On Saturday, June 6, the couple celebrated their anniversary, marking the day 50 years ago that they each said ‘I do’ when they were married by Father Vincent Fogarty OSB at St Begh’s RC Church in Whitehaven in 1959. It was a love of dancing that had brought Jimmy and Jean together, and it’s an interest that has been a mainstay of their life ever since. Yes, those Empress Rhythm Aces have much to answer for! Jean recalls it was a slow foxtrot playing when Jimmy first asked her to dance and these days the couple still keep in step by regularly attending the weekly dance nights held at the Kells Royal British Legion club, near to where they live at College View, Whitehaven.

The club, where Jimmy is standard bearer and has served with the committee for 25 years, was also the venue for a party night for more than 100 of the Hughes’s family and friends on Friday.

After three years courting (and out dancing nearly every night of the week), Jean and Jimmy decided to get wed, but their chosen June date (also the D-Day anniversary) did not live up to weather expectations as it was blowing a gale from the Irish Sea and there was even a flurry of snow! Jean's beautiful gown had been made by a local dressmaker from Sekers brocade and her twin sisters, Norma and Barbara, and sister-in-law, Maureen, were bridesmaids.

Jimmy’s parents hailed from Ireland and it was off to Kilarney for a honeymoon week that the new Mr and Mrs Hughes went. It was the start of a real love affair with the Emerald Isle and the couple have visited for holidays many times since. There is shamrock growing in their garden and their anniversary sees them heading off again to that honeymoon destination, though it will no doubt cost a bit more than the ‘7guineas for 7days’ bill that Jimmy had footed in 1959!

After marriage the Hughes went to live with Jean’s mother and family at Hilltop Road, Kells. Mrs Hannah Allan had been left widowed when the family suffered a triple loss of life in the William Pit disaster of 1947 and Jean had left school early to help out at home. Her father, Harry, had been killed leaving Jean and her brother, John, fatherless and his twin girls still unborn.

By the time she was 17 Jean had embarked on the outside world of work, joining TS Durham’s firm of mining engineers who were based at Somerset House. Jean had studied shorthand and typing at night classes. She worked at Somerset House until it closed in 1970, when Jean went to The Whitehaven News where she was editor’s secretary to the late Walter Thomson, a job she greatly enjoyed.

“There was a heavy workload, everything seemed to get shovelled on to my desk, but it was a great place to work and I enjoyed it,’’ says Jean, who was a highly valued and popular member of the news team and stayed with the paper until her retirement.

Jimmy meanwhile had been working on the busy Whitehaven docks for a firm of stevedores and ship’s chandlers, J B Moffatt, but after the coal industry went and the Marchon imports ceased, the docks were closed in 1992, and Jimmy, after 25 years employed there, was left out of work. He got a job with Wm Low supermarket at north shore, later to become Tescos, and after eight years he too retired. As a young man Jimmy had been in Surrey and Ireland doing his National Service with the Royal Army Medical Corps.

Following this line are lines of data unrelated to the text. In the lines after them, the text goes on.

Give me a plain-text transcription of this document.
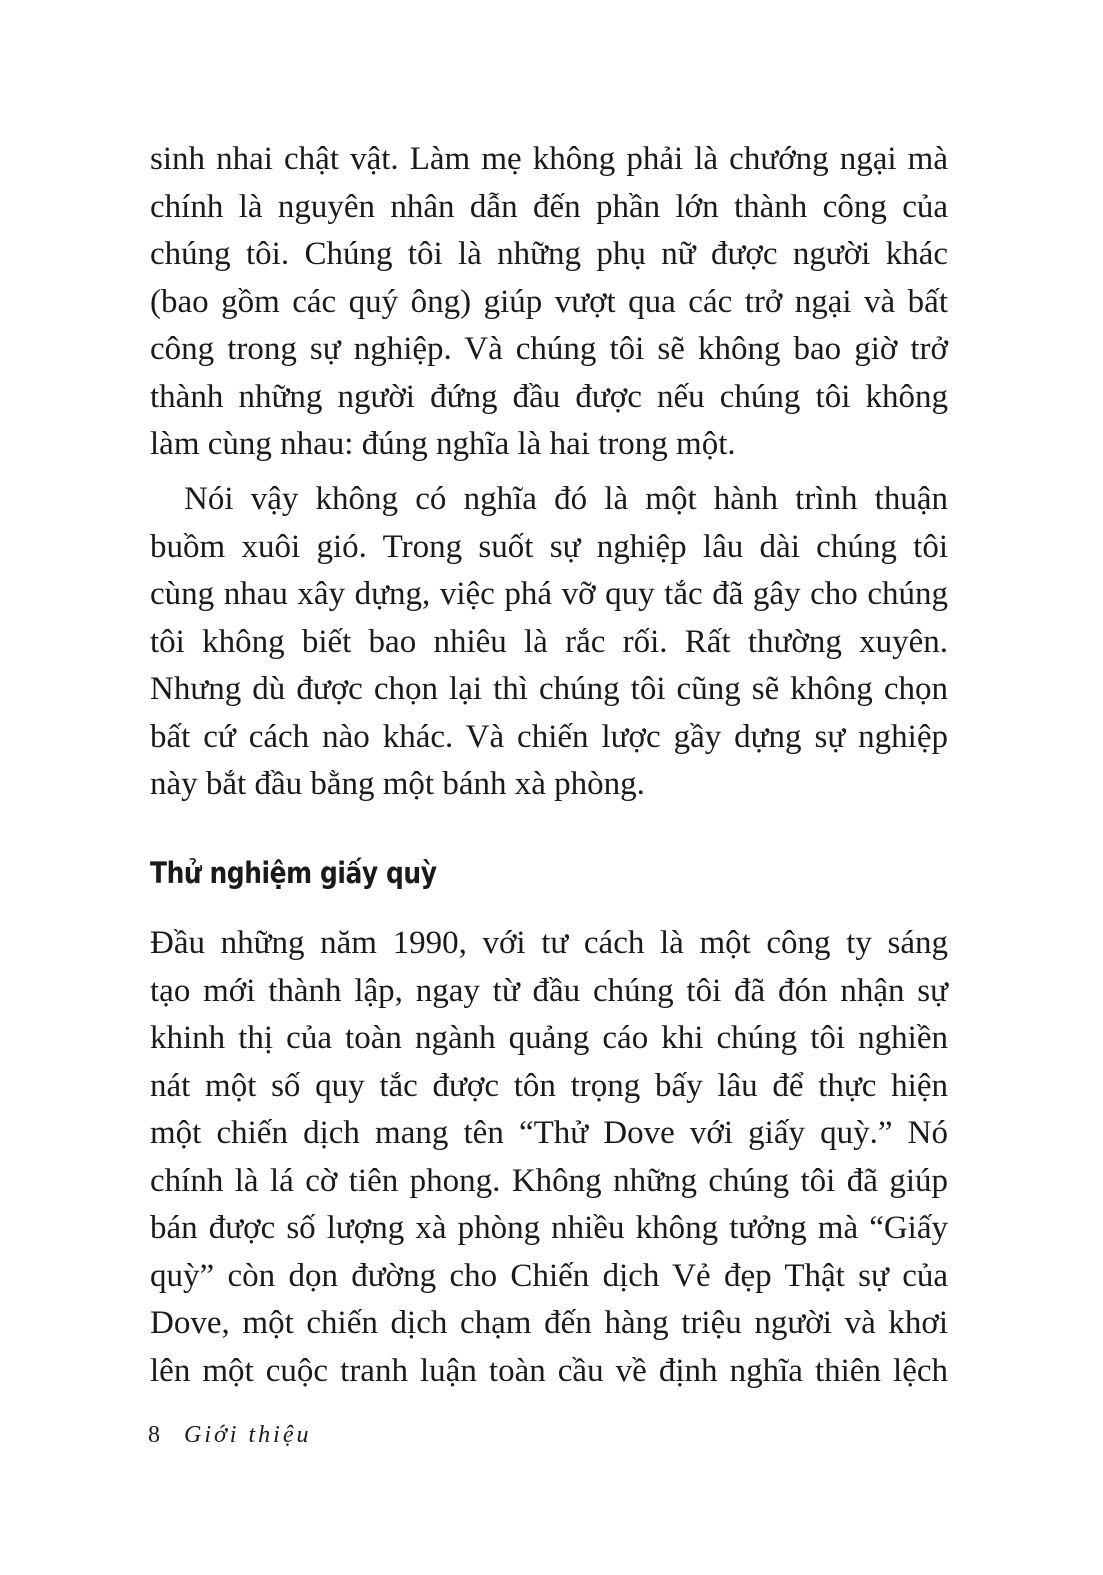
sinh nhai chật vật. Làm mẹ không phải là chướng ngại mà
chính là nguyên nhân dẫn đến phần lớn thành công của
chúng tôi. Chúng tôi là những phụ nữ được người khác
(bao gồm các quý ông) giúp vượt qua các trở ngại và bất
công trong sự nghiệp. Và chúng tôi sẽ không bao giờ trở
thành những người đứng đầu được nếu chúng tôi không
làm cùng nhau: đúng nghĩa là hai trong một.
Nói vậy không có nghĩa đó là một hành trình thuận
buồm xuôi gió. Trong suốt sự nghiệp lâu dài chúng tôi
cùng nhau xây dựng, việc phá vỡ quy tắc đã gây cho chúng
tôi không biết bao nhiêu là rắc rối. Rất thường xuyên.
Nhưng dù được chọn lại thì chúng tôi cũng sẽ không chọn
bất cứ cách nào khác. Và chiến lược gầy dựng sự nghiệp
này bắt đầu bằng một bánh xà phòng.
Thử nghiệm giấy quỳ
Đầu những năm 1990, với tư cách là một công ty sáng
tạo mới thành lập, ngay từ đầu chúng tôi đã đón nhận sự
khinh thị của toàn ngành quảng cáo khi chúng tôi nghiền
nát một số quy tắc được tôn trọng bấy lâu để thực hiện
một chiến dịch mang tên “Thử Dove với giấy quỳ.” Nó
chính là lá cờ tiên phong. Không những chúng tôi đã giúp
bán được số lượng xà phòng nhiều không tưởng mà “Giấy
quỳ” còn dọn đường cho Chiến dịch Vẻ đẹp Thật sự của
Dove, một chiến dịch chạm đến hàng triệu người và khơi
lên một cuộc tranh luận toàn cầu về định nghĩa thiên lệch
8 Giới thiệu
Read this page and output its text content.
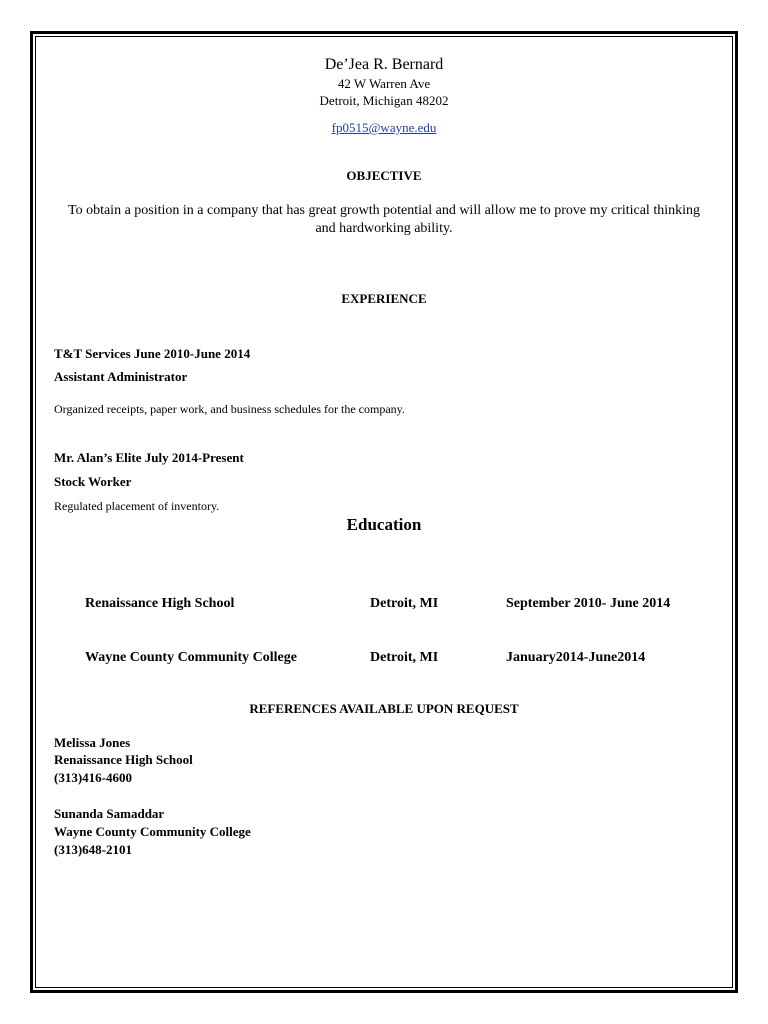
De’Jea R. Bernard
42 W Warren Ave
Detroit, Michigan 48202
fp0515@wayne.edu
OBJECTIVE
To obtain a position in a company that has great growth potential and will allow me to prove my critical thinking and hardworking ability.
EXPERIENCE
T&T Services June 2010-June 2014
Assistant Administrator
Organized receipts, paper work, and business schedules for the company.
Mr. Alan’s Elite July 2014-Present
Stock Worker
Regulated placement of inventory.
Education
Renaissance High School	Detroit, MI	September 2010- June 2014
Wayne County Community College	Detroit, MI	January2014-June2014
REFERENCES AVAILABLE UPON REQUEST
Melissa Jones
Renaissance High School
(313)416-4600
Sunanda Samaddar
Wayne County Community College
(313)648-2101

Retirement has given the Hughes more time for dancing and for other interests, such as travelling abroad; so far a trip to Canada and cruise holidays have been highlights. Jimmy is also known for his good singing voice and he is also a long-term supporter of his local team, closely following the fortunes of Whitehaven RL.

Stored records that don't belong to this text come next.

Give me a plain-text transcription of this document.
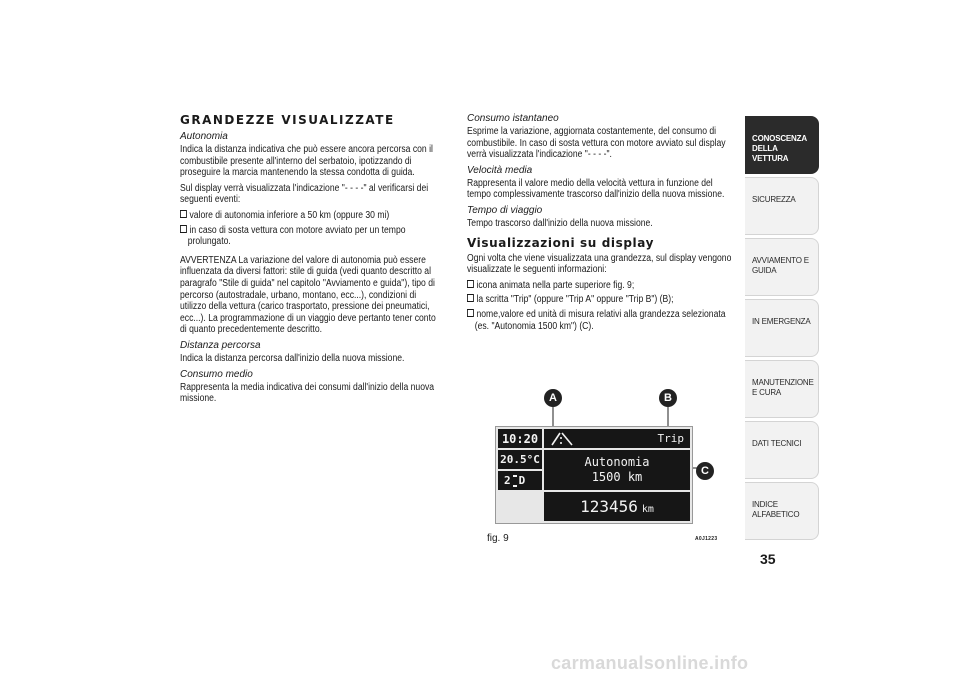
GRANDEZZE VISUALIZZATE
Autonomia
Indica la distanza indicativa che può essere ancora percorsa con il combustibile presente all'interno del serbatoio, ipotizzando di proseguire la marcia mantenendo la stessa condotta di guida.
Sul display verrà visualizzata l'indicazione "- - - -" al verificarsi dei seguenti eventi:
valore di autonomia inferiore a 50 km (oppure 30 mi)
in caso di sosta vettura con motore avviato per un tempo prolungato.
AVVERTENZA La variazione del valore di autonomia può essere influenzata da diversi fattori: stile di guida (vedi quanto descritto al paragrafo "Stile di guida" nel capitolo "Avviamento e guida"), tipo di percorso (autostradale, urbano, montano, ecc...), condizioni di utilizzo della vettura (carico trasportato, pressione dei pneumatici, ecc...). La programmazione di un viaggio deve pertanto tener conto di quanto precedentemente descritto.
Distanza percorsa
Indica la distanza percorsa dall'inizio della nuova missione.
Consumo medio
Rappresenta la media indicativa dei consumi dall'inizio della nuova missione.
Consumo istantaneo
Esprime la variazione, aggiornata costantemente, del consumo di combustibile. In caso di sosta vettura con motore avviato sul display verrà visualizzata l'indicazione "- - - -".
Velocità media
Rappresenta il valore medio della velocità vettura in funzione del tempo complessivamente trascorso dall'inizio della nuova missione.
Tempo di viaggio
Tempo trascorso dall'inizio della nuova missione.
Visualizzazioni su display
Ogni volta che viene visualizzata una grandezza, sul display vengono visualizzate le seguenti informazioni:
icona animata nella parte superiore fig. 9;
la scritta "Trip" (oppure "Trip A" oppure "Trip B") (B);
nome,valore ed unità di misura relativi alla grandezza selezionata (es. "Autonomia 1500 km") (C).
A	B
C
10:20
20.5°C
2 D
Trip
Autonomia
1500 km
123456 km
fig. 9	A0J1223
CONOSCENZA DELLA VETTURA
SICUREZZA
AVVIAMENTO E GUIDA
IN EMERGENZA
MANUTENZIONE E CURA
DATI TECNICI
INDICE ALFABETICO
35
carmanualsonline.info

The Hughes have a daughter, Anne, married to Paul Hillon and two grandchildren, Claire, 21, and Dominic, 17. They are the first in their family, on both sides, to celebrate a golden wedding.

It’s quite an achievement and their recipe for a long and happy marriage is a simple one – “trust and friendship, and being open and honest with each other’’. They look at each other and nod in agreement.